# Recommendations Graph
* We construct a graph of recommendations
* The vertices are anime ids and the number of edges between anime_i and anime_j is the number of recommendations between then
* We get the adjacency matrix of this graph, normalize it, compute powers, and store it to disk

In [1]:
import os
import pickle
import random

import numpy as np
import pandas as pd
from tqdm import tqdm
import scipy.sparse

In [2]:
os.chdir("../../data/processed_data")

In [3]:
anime = pd.read_csv("../cleaned_data/anime.csv")

In [4]:
anime

Unnamed: 0,anime_id,title,genres,medium,related_anime,recommendations
0,1,Cowboy Bebop,"['Action', 'Adventure', 'Comedy', 'Drama', 'Sc...",tv,"[{'anime_id': 5, 'relation': 'side_story'}, {'...","[{'anime_id': 205, 'num_recommendations': 102}..."
1,5,Cowboy Bebop: Tengoku no Tobira,"['Action', 'Drama', 'Mystery', 'Sci-Fi', 'Space']",movie,"[{'anime_id': 1, 'relation': 'parent_story'}]","[{'anime_id': 4106, 'num_recommendations': 3},..."
2,6,Trigun,"['Action', 'Sci-Fi', 'Adventure', 'Comedy', 'D...",tv,"[{'anime_id': 4106, 'relation': 'side_story'}]","[{'anime_id': 1, 'num_recommendations': 73}, {..."
3,7,Witch Hunter Robin,"['Action', 'Mystery', 'Police', 'Supernatural'...",tv,[],"[{'anime_id': 2025, 'num_recommendations': 12}..."
4,8,Bouken Ou Beet,"['Adventure', 'Fantasy', 'Shounen', 'Supernatu...",tv,"[{'anime_id': 1123, 'relation': 'sequel'}]","[{'anime_id': 136, 'num_recommendations': 2}, ..."
...,...,...,...,...,...,...
17866,48992,Aru Nihon no Ekaki Shounen,"['Comedy', 'Dementia']",movie,[],[]
17867,48997,Fantasy Bishoujo Juniku Ojisan to,"['Adventure', 'Comedy', 'Fantasy']",tv,[],[]
17868,49014,Daisan no Shinzou,['Music'],music,[],"[{'anime_id': 30771, 'num_recommendations': 1}..."
17869,49020,Jashin Shoukan: Inran Kyonyuu Oyako Ikenie Gis...,['Hentai'],ova,[],[]


In [5]:
rec_dfs = []
for i, row in tqdm(anime.iterrows(), total=len(anime)):
    rec_df = pd.DataFrame.from_records(eval(row["recommendations"]))
    rec_df["target"] = row["anime_id"]
    rec_df = rec_df.rename({"anime_id": "source"}, axis=1)
    rec_dfs.append(rec_df)
rec_df = pd.concat(rec_dfs, ignore_index=True).astype(int)
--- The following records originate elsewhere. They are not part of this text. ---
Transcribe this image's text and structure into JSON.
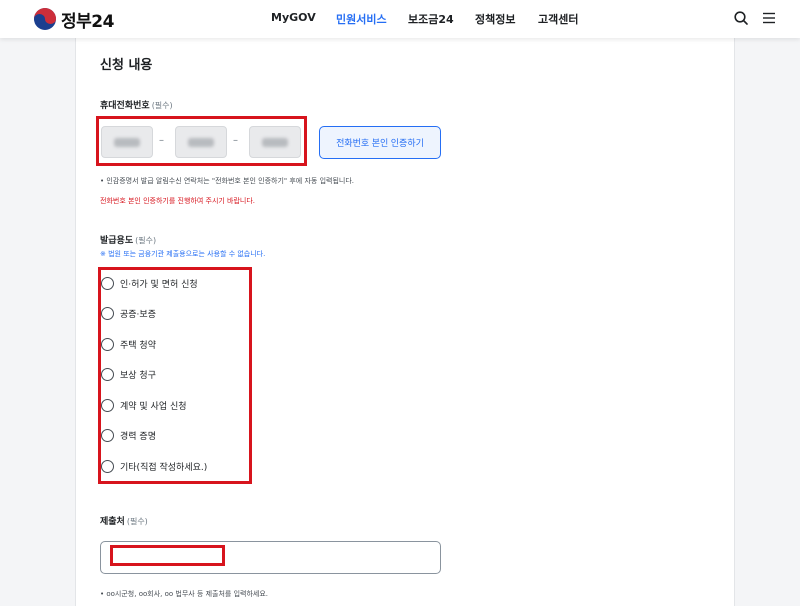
{
  "header": {
    "logo_text": "정부24",
    "nav": [
      {
        "label": "MyGOV",
        "active": false
      },
      {
        "label": "민원서비스",
        "active": true
      },
      {
        "label": "보조금24",
        "active": false
      },
      {
        "label": "정책정보",
        "active": false
      },
      {
        "label": "고객센터",
        "active": false
      }
    ],
    "icons": [
      "search-icon",
      "menu-icon"
    ],
    "accent_color": "#256ef4"
  },
  "form": {
    "section_title": "신청 내용",
    "phone": {
      "label": "휴대전화번호",
      "required": "(필수)",
      "separator": "–",
      "verify_button": "전화번호 본인 인증하기",
      "note": "• 인감증명서 발급 알림수신 연락처는 \"전화번호 본인 인증하기\" 후에 자동 입력됩니다.",
      "warning": "전화번호 본인 인증하기를 진행하여 주시기 바랍니다."
    },
    "purpose": {
      "label": "발급용도",
      "required": "(필수)",
      "note": "※ 법원 또는 금융기관 제출용으로는 사용할 수 없습니다.",
      "options": [
        "인·허가 및 면허 신청",
        "공증·보증",
        "주택 청약",
        "보상 청구",
        "계약 및 사업 신청",
        "경력 증명",
        "기타(직접 작성하세요.)"
      ]
    },
    "submit_to": {
      "label": "제출처",
      "required": "(필수)",
      "value": "",
      "note": "• oo시군청, oo회사, oo 법무사 등 제출처를 입력하세요."
    },
    "highlight_color": "#d7141d"
  }
}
100%|███████████████████████████████████████████████████████████████████████████| 17871/17871 [00:18<00:00, 989.72it/s]


In [6]:
if rec_df.empty:
    rec_df = pd.DataFrame.from_dict({'source': [], 'target': [], 'num_recommendations': []})

In [7]:
rec_df.to_pickle("mal_user_recs_raw.pkl")

In [8]:
def make_symmetric(rec_df):
    rec_df_flipped = rec_df.rename({"source": "target", "target": "source"}, axis=1)
    rec_df_full = pd.concat([rec_df, rec_df_flipped], ignore_index=True)
    rec_df_full = rec_df_full.groupby(["source", "target"]).sum().reset_index()
    rec_df = rec_df_full
    return rec_df

In [9]:
def normalize_edges(df):
    df = df.merge(df.groupby('source')['weight'].sum().rename('source_weight'), on='source')
    df = df.merge(df.groupby('target')['weight'].sum().rename('target_weight'), on='target')
    df['weight'] = df['weight'] / df['source_weight'] / df['target_weight'] 
    df = df.drop({'source_weight', 'target_weight'}, axis=1)
    return df

In [10]:
def to_csr_mat(df):
    # handle empty dataframes gracefully
    shape = None
    if df.empty:
        shape = (1, 1)
    return scipy.sparse.csr_matrix((df['weight'], (df['source'], df['target'])), shape)

In [11]:
rec_df["weight"] = rec_df["num_recommendations"]
rec_df = rec_df.drop("num_recommendations", axis=1)
rec_df = make_symmetric(rec_df)
rec_df = normalize_edges(rec_df)

In [None]:
max_power = 10
for i in tqdm(range(1, max_power)):
    rec_df.to_pickle(f"mal_user_recs_pow_{i}.pkl")    
    weight_sum = rec_df['weight'].sum()
    adj_mat = to_csr_mat(rec_df)
    adj_mat = adj_mat @ adj_mat
    mat = adj_mat.tocoo() 
    rec_df = pd.DataFrame({'source': mat.row, 'target': mat.col, 'weight': mat.data})
    rec_df = rec_df.loc[lambda x: x['source'] != x['target']]
    rec_df = make_symmetric(rec_df)    
    rec_df = normalize_edges(rec_df)
    rec_df['weight'] /= weight_sum
rec_df.to_pickle(f"mal_user_recs_pow_{max_power}.pkl")    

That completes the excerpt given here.